EU Proposes More Secure Carbon Trading After Thefts
The European Union proposed measures to better protect the bloc’s carbon-registry system from fraud and abuse after thieves roiled the market earlier this year.
The proposed regulation on the EU common registry, which will start operating next year, includes a 24-hour delay in the transfer of emission permits that may be fraudulent, according to a draft published today by the European Commission. The region’s spot carbon market grounded to a halt for 15 days earlier this year after computer hackers in January illegally transferred allowances valued at around 50 million euros ($73 million) at today’s prices.
“The proposed regulation looks pretty good,” said Simone Ruiz, EU affairs director at the International Emissions Trading Association in Brussels. “Cautious congratulations to the commission.” The draft “includes 80 percent of what we proposed to improve the system.”
The European Commission, which oversees the world’s largest carbon cap-and-trade program, proposed that serial numbers of carbon permits shouldn’t be visible to market participants.
“We have doubts on the benefits of the prohibition of the disclosure of serial numbers,” Ruiz said. “Regarding the delay, the commission doesn’t foresee any exemptions for automated transactions.”
30 Carbon Warehouses
The common registry will replace the current system starting in 2013. Transactions in emission permits are now tracked by about 30 national carbon warehouses. While most of the measures will be applicable to the single registry, some may become mandatory in the current trading system from 2008 to 2012, Yvon Slingenberg, head of the emissions unit at the commission, said in March.
“I’m confident that member states will back the measures, as they reflect what stakeholders suggested during the consultations that we had,” Isaac Valero-Ladron, Brussels climate spokesman for the commission, said today by phone. The plan is subject to approval by the EU climate change committee, composed of representatives of the member states, as well as the European Parliament.
The measures proposed include establishing a harmonized alert mechanism in case of emergency, exchange of information on suspected fraud and a two-factor identification of users.
Trusted Accounts Lists
The draft also provides for the creation of trusted accounts lists from June 30, 2012, in the EU registry. Accounts held by the same holder should be automatically included on the trusted lists. Transfer of allowances to an account not included in such a list should be subject to approval by an additional representative, according to the draft.
Spot carbon permits fell 1.4 percent today on the BlueNext exchange in Paris.
The move to the single registry is designed to ensure better control and uniform standards for recording transactions in the six-year-old EU emissions trading system.
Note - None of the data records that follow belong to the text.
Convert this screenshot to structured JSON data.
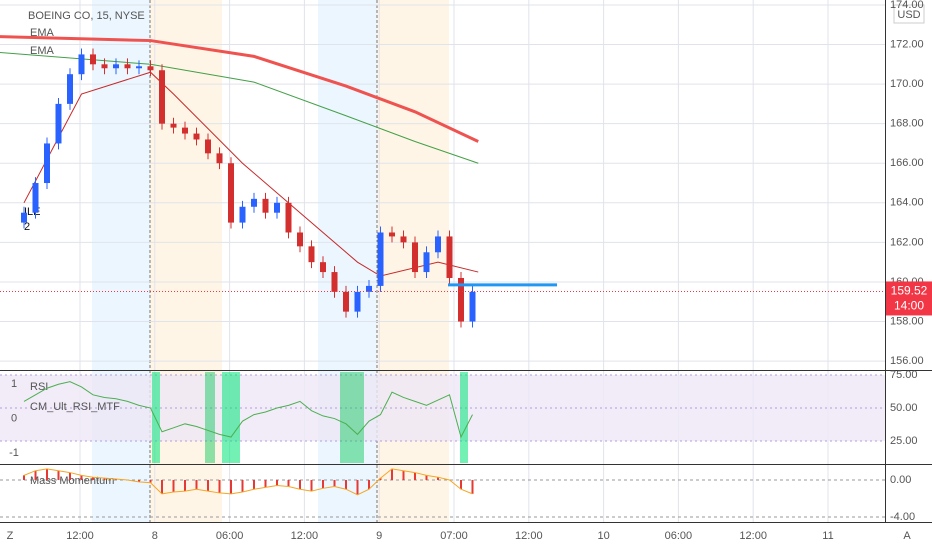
{
  "chart_data": {
    "type": "candlestick",
    "title": "BOEING CO, 15, NYSE",
    "currency": "USD",
    "legend_labels": [
      "EMA",
      "EMA"
    ],
    "side_labels": [
      "ILE",
      "2"
    ],
    "corner_labels": [
      "Z",
      "A"
    ],
    "up_color": "#2962ff",
    "down_color": "#d32f2f",
    "open": [
      163,
      163.5,
      165,
      167,
      169,
      170.5,
      171.5,
      171,
      170.8,
      171,
      170.8,
      170.9,
      170.7,
      168,
      167.8,
      167.5,
      167.2,
      166.5,
      166,
      163,
      163.8,
      164.2,
      163.5,
      164,
      162.5,
      161.8,
      161,
      160.5,
      159.5,
      158.5,
      159.5,
      159.8,
      162.5,
      162.3,
      162,
      160.5,
      161.5,
      162.3,
      160.2,
      158
    ],
    "high": [
      163.8,
      165.3,
      167.3,
      169.3,
      170.8,
      171.8,
      171.8,
      171.3,
      171.3,
      171.3,
      171.2,
      171.2,
      171,
      168.3,
      168.1,
      167.8,
      167.5,
      166.8,
      166.3,
      164.1,
      164.5,
      164.5,
      164.3,
      164.3,
      162.8,
      162.1,
      161.3,
      160.8,
      159.8,
      159.8,
      160.1,
      162.8,
      162.8,
      162.6,
      162.3,
      161.8,
      162.6,
      162.6,
      160.5,
      159.8
    ],
    "low": [
      162.7,
      163.2,
      164.7,
      166.7,
      168.7,
      170.2,
      170.7,
      170.5,
      170.5,
      170.5,
      170.5,
      170.4,
      167.7,
      167.5,
      167.2,
      166.9,
      166.2,
      165.7,
      162.7,
      162.7,
      163.5,
      163.2,
      163.2,
      162.2,
      161.5,
      160.7,
      160.2,
      159.2,
      158.2,
      158.2,
      159.2,
      159.5,
      162,
      161.7,
      160.2,
      160.2,
      161.2,
      159.9,
      157.7,
      157.7
    ],
    "close": [
      163.5,
      165,
      167,
      169,
      170.5,
      171.5,
      171,
      170.8,
      171,
      170.8,
      170.9,
      170.7,
      168,
      167.8,
      167.5,
      167.2,
      166.5,
      166,
      163,
      163.8,
      164.2,
      163.5,
      164,
      162.5,
      161.8,
      161,
      160.5,
      159.5,
      158.5,
      159.5,
      159.8,
      162.5,
      162.3,
      162,
      160.5,
      161.5,
      162.3,
      160.2,
      158,
      159.5
    ],
    "lines": [
      {
        "name": "EMA",
        "color": "#ef5350",
        "width": 3,
        "x": [
          -2.2,
          11,
          20,
          28,
          34,
          39.5
        ],
        "values": [
          172.4,
          172.2,
          171.4,
          169.9,
          168.6,
          167.1
        ]
      },
      {
        "name": "EMA",
        "color": "#43a047",
        "width": 1,
        "x": [
          -2.2,
          11,
          20,
          28,
          34,
          39.5
        ],
        "values": [
          171.6,
          171.0,
          170.1,
          168.4,
          167.1,
          166.0
        ]
      },
      {
        "name": "EMA",
        "color": "#c62828",
        "width": 1,
        "x": [
          0,
          5,
          11,
          13,
          19,
          24,
          29,
          31,
          36,
          39.5
        ],
        "values": [
          164,
          169.5,
          170.6,
          169.5,
          166,
          163.5,
          161,
          160.3,
          161,
          160.5
        ]
      }
    ],
    "hline": {
      "value": 159.85,
      "color": "#2196f3"
    },
    "last_price": {
      "value": 159.52,
      "time": "14:00",
      "color": "#f23645"
    },
    "ylim": [
      155.55,
      174.25
    ],
    "yticks": [
      {
        "value": 156,
        "label": "156.00"
      },
      {
        "value": 158,
        "label": "158.00"
      },
      {
        "value": 160,
        "label": "160.00"
      },
      {
        "value": 162,
        "label": "162.00"
      },
      {
        "value": 164,
        "label": "164.00"
      },
      {
        "value": 166,
        "label": "166.00"
      },
      {
        "value": 168,
        "label": "168.00"
      },
      {
        "value": 170,
        "label": "170.00"
      },
      {
        "value": 172,
        "label": "172.00"
      },
      {
        "value": 174,
        "label": "174.00"
      }
    ],
    "xtick_labels": [
      "12:00",
      "8",
      "06:00",
      "12:00",
      "9",
      "07:00",
      "12:00",
      "10",
      "06:00",
      "12:00",
      "11"
    ],
    "rsi": {
      "title": "RSI",
      "subtitle": "CM_Ult_RSI_MTF",
      "color": "#4caf50",
      "values": [
        55,
        60,
        65,
        68,
        70,
        66,
        60,
        58,
        57,
        55,
        52,
        50,
        32,
        35,
        38,
        36,
        33,
        30,
        28,
        40,
        45,
        47,
        50,
        52,
        55,
        48,
        44,
        42,
        38,
        30,
        40,
        45,
        62,
        58,
        55,
        52,
        56,
        60,
        28,
        45
      ],
      "ylim": [
        8.3,
        77.3
      ],
      "yticks": [
        {
          "value": 25,
          "label": "25.00"
        },
        {
          "value": 50,
          "label": "50.00"
        },
        {
          "value": 75,
          "label": "75.00"
        }
      ],
      "left_ylim": [
        -1.29,
        1.35
      ],
      "left_ticks": [
        1,
        0,
        -1
      ]
    },
    "momentum": {
      "title": "Mass Momentum",
      "bar_color": "#e53935",
      "line_color": "#f5a623",
      "values": [
        0.5,
        1,
        1.2,
        1,
        0.8,
        0.5,
        0.3,
        0.2,
        0.1,
        0,
        -0.2,
        -0.3,
        -1.5,
        -1.3,
        -1.2,
        -1,
        -1.2,
        -1.4,
        -1.5,
        -1.3,
        -1,
        -0.8,
        -0.6,
        -0.7,
        -1,
        -1.2,
        -0.9,
        -0.7,
        -1,
        -1.6,
        -1,
        0.2,
        1.2,
        1,
        0.8,
        0.5,
        0.3,
        0,
        -1,
        -1.5
      ],
      "ylim": [
        -4.54,
        1.51
      ],
      "yticks": [
        {
          "value": 0,
          "label": "0.00"
        },
        {
          "value": -4,
          "label": "-4.00"
        }
      ]
    }
  }
}
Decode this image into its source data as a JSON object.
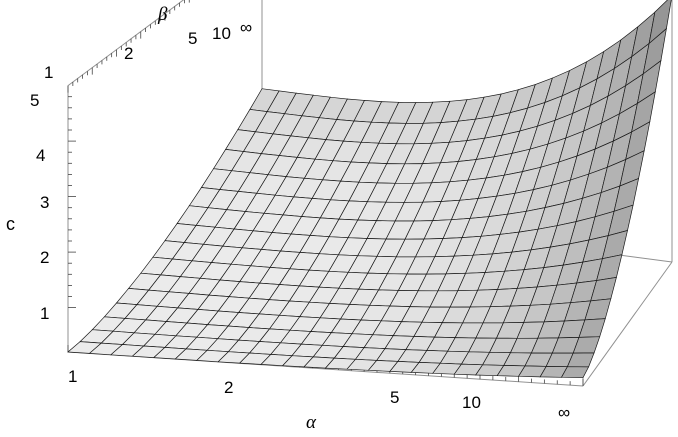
{
  "chart_data": {
    "type": "surface3d",
    "title": "",
    "xlabel": "α",
    "ylabel": "β",
    "zlabel": "c",
    "x_ticks": [
      "1",
      "2",
      "5",
      "10",
      "∞"
    ],
    "y_ticks": [
      "1",
      "2",
      "5",
      "10",
      "∞"
    ],
    "z_ticks": [
      "1",
      "2",
      "3",
      "4",
      "5"
    ],
    "zlim": [
      0.2,
      5
    ],
    "z_at_corners": {
      "alpha_1_beta_1": 0.2,
      "alpha_inf_beta_1": 0.35,
      "alpha_1_beta_inf": 2.35,
      "alpha_inf_beta_inf": 5
    },
    "surface_color": "#e6e6e6",
    "mesh_color": "#1a1a1a",
    "box_color": "#909090"
  }
}
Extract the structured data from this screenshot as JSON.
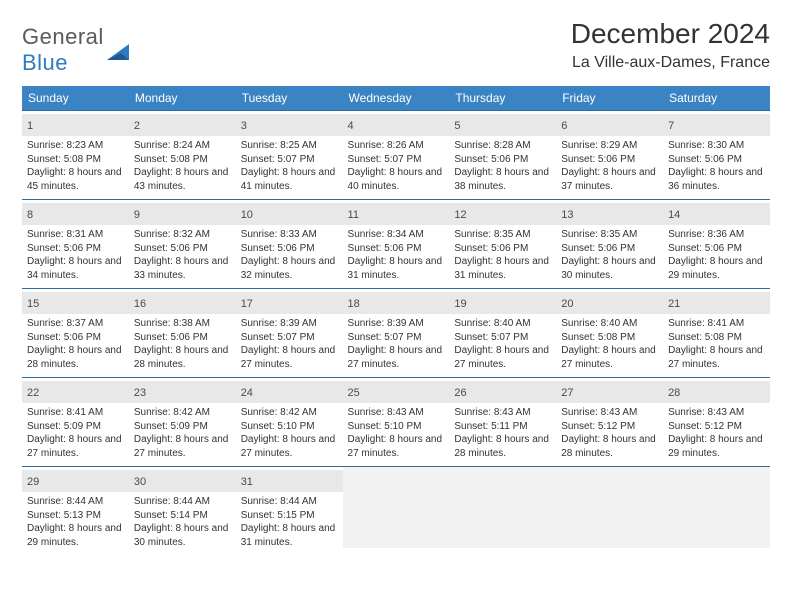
{
  "brand": {
    "part1": "General",
    "part2": "Blue"
  },
  "title": "December 2024",
  "location": "La Ville-aux-Dames, France",
  "colors": {
    "header_bg": "#3b84c4",
    "header_text": "#ffffff",
    "cell_border": "#2e6da4",
    "daynum_bg": "#e8e8e8",
    "empty_bg": "#f2f2f2",
    "brand_gray": "#5a5a5a",
    "brand_blue": "#2f7bbf"
  },
  "weekdays": [
    "Sunday",
    "Monday",
    "Tuesday",
    "Wednesday",
    "Thursday",
    "Friday",
    "Saturday"
  ],
  "days": [
    {
      "n": 1,
      "sr": "8:23 AM",
      "ss": "5:08 PM",
      "dl": "8 hours and 45 minutes."
    },
    {
      "n": 2,
      "sr": "8:24 AM",
      "ss": "5:08 PM",
      "dl": "8 hours and 43 minutes."
    },
    {
      "n": 3,
      "sr": "8:25 AM",
      "ss": "5:07 PM",
      "dl": "8 hours and 41 minutes."
    },
    {
      "n": 4,
      "sr": "8:26 AM",
      "ss": "5:07 PM",
      "dl": "8 hours and 40 minutes."
    },
    {
      "n": 5,
      "sr": "8:28 AM",
      "ss": "5:06 PM",
      "dl": "8 hours and 38 minutes."
    },
    {
      "n": 6,
      "sr": "8:29 AM",
      "ss": "5:06 PM",
      "dl": "8 hours and 37 minutes."
    },
    {
      "n": 7,
      "sr": "8:30 AM",
      "ss": "5:06 PM",
      "dl": "8 hours and 36 minutes."
    },
    {
      "n": 8,
      "sr": "8:31 AM",
      "ss": "5:06 PM",
      "dl": "8 hours and 34 minutes."
    },
    {
      "n": 9,
      "sr": "8:32 AM",
      "ss": "5:06 PM",
      "dl": "8 hours and 33 minutes."
    },
    {
      "n": 10,
      "sr": "8:33 AM",
      "ss": "5:06 PM",
      "dl": "8 hours and 32 minutes."
    },
    {
      "n": 11,
      "sr": "8:34 AM",
      "ss": "5:06 PM",
      "dl": "8 hours and 31 minutes."
    },
    {
      "n": 12,
      "sr": "8:35 AM",
      "ss": "5:06 PM",
      "dl": "8 hours and 31 minutes."
    },
    {
      "n": 13,
      "sr": "8:35 AM",
      "ss": "5:06 PM",
      "dl": "8 hours and 30 minutes."
    },
    {
      "n": 14,
      "sr": "8:36 AM",
      "ss": "5:06 PM",
      "dl": "8 hours and 29 minutes."
    },
    {
      "n": 15,
      "sr": "8:37 AM",
      "ss": "5:06 PM",
      "dl": "8 hours and 28 minutes."
    },
    {
      "n": 16,
      "sr": "8:38 AM",
      "ss": "5:06 PM",
      "dl": "8 hours and 28 minutes."
    },
    {
      "n": 17,
      "sr": "8:39 AM",
      "ss": "5:07 PM",
      "dl": "8 hours and 27 minutes."
    },
    {
      "n": 18,
      "sr": "8:39 AM",
      "ss": "5:07 PM",
      "dl": "8 hours and 27 minutes."
    },
    {
      "n": 19,
      "sr": "8:40 AM",
      "ss": "5:07 PM",
      "dl": "8 hours and 27 minutes."
    },
    {
      "n": 20,
      "sr": "8:40 AM",
      "ss": "5:08 PM",
      "dl": "8 hours and 27 minutes."
    },
    {
      "n": 21,
      "sr": "8:41 AM",
      "ss": "5:08 PM",
      "dl": "8 hours and 27 minutes."
    },
    {
      "n": 22,
      "sr": "8:41 AM",
      "ss": "5:09 PM",
      "dl": "8 hours and 27 minutes."
    },
    {
      "n": 23,
      "sr": "8:42 AM",
      "ss": "5:09 PM",
      "dl": "8 hours and 27 minutes."
    },
    {
      "n": 24,
      "sr": "8:42 AM",
      "ss": "5:10 PM",
      "dl": "8 hours and 27 minutes."
    },
    {
      "n": 25,
      "sr": "8:43 AM",
      "ss": "5:10 PM",
      "dl": "8 hours and 27 minutes."
    },
    {
      "n": 26,
      "sr": "8:43 AM",
      "ss": "5:11 PM",
      "dl": "8 hours and 28 minutes."
    },
    {
      "n": 27,
      "sr": "8:43 AM",
      "ss": "5:12 PM",
      "dl": "8 hours and 28 minutes."
    },
    {
      "n": 28,
      "sr": "8:43 AM",
      "ss": "5:12 PM",
      "dl": "8 hours and 29 minutes."
    },
    {
      "n": 29,
      "sr": "8:44 AM",
      "ss": "5:13 PM",
      "dl": "8 hours and 29 minutes."
    },
    {
      "n": 30,
      "sr": "8:44 AM",
      "ss": "5:14 PM",
      "dl": "8 hours and 30 minutes."
    },
    {
      "n": 31,
      "sr": "8:44 AM",
      "ss": "5:15 PM",
      "dl": "8 hours and 31 minutes."
    }
  ],
  "labels": {
    "sunrise": "Sunrise:",
    "sunset": "Sunset:",
    "daylight": "Daylight:"
  },
  "layout": {
    "start_weekday": 0,
    "total_cells": 35
  }
}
Some member states and firms neglected security rules in national registries, Jos Delbeke, director general for climate at the commission, said on Jan. 28.
The EU emissions program, known as the ETS, is the cornerstone of Europe’s plan to cut greenhouse gases that scientists blame for climate change. It imposes pollution limits on companies including Germany’s utility RWE AG and France’s Electricite de France SA, leading to a cap in 2020 that will be 21 percent below 2005 discharges. Emitters that produce less carbon dioxide than their quota can sell surplus allowances and those exceeding their limits must either buy additional permits or pay a fine of 100 euros per metric ton of CO2.
The commission has already demanded that national registries implement additional identification checks and prove they meet minimum security requirements after hackers illegally transferred about 4 million permits from Austria, the Czech Republic, Italy, Greece and Romania.
Separately, the commission is also working to improve supervision of the spot carbon market, which accounts for 10 percent to 15 percent of emissions trading in the EU.
The commission sought opinions yesterday from traders, emitters, national authorities and climate experts on whether spot carbon trading should be subject to a tailor-made oversight regime or to the existing EU rules on financial instruments. The EU regulator plans to present a draft supervision proposal later this year.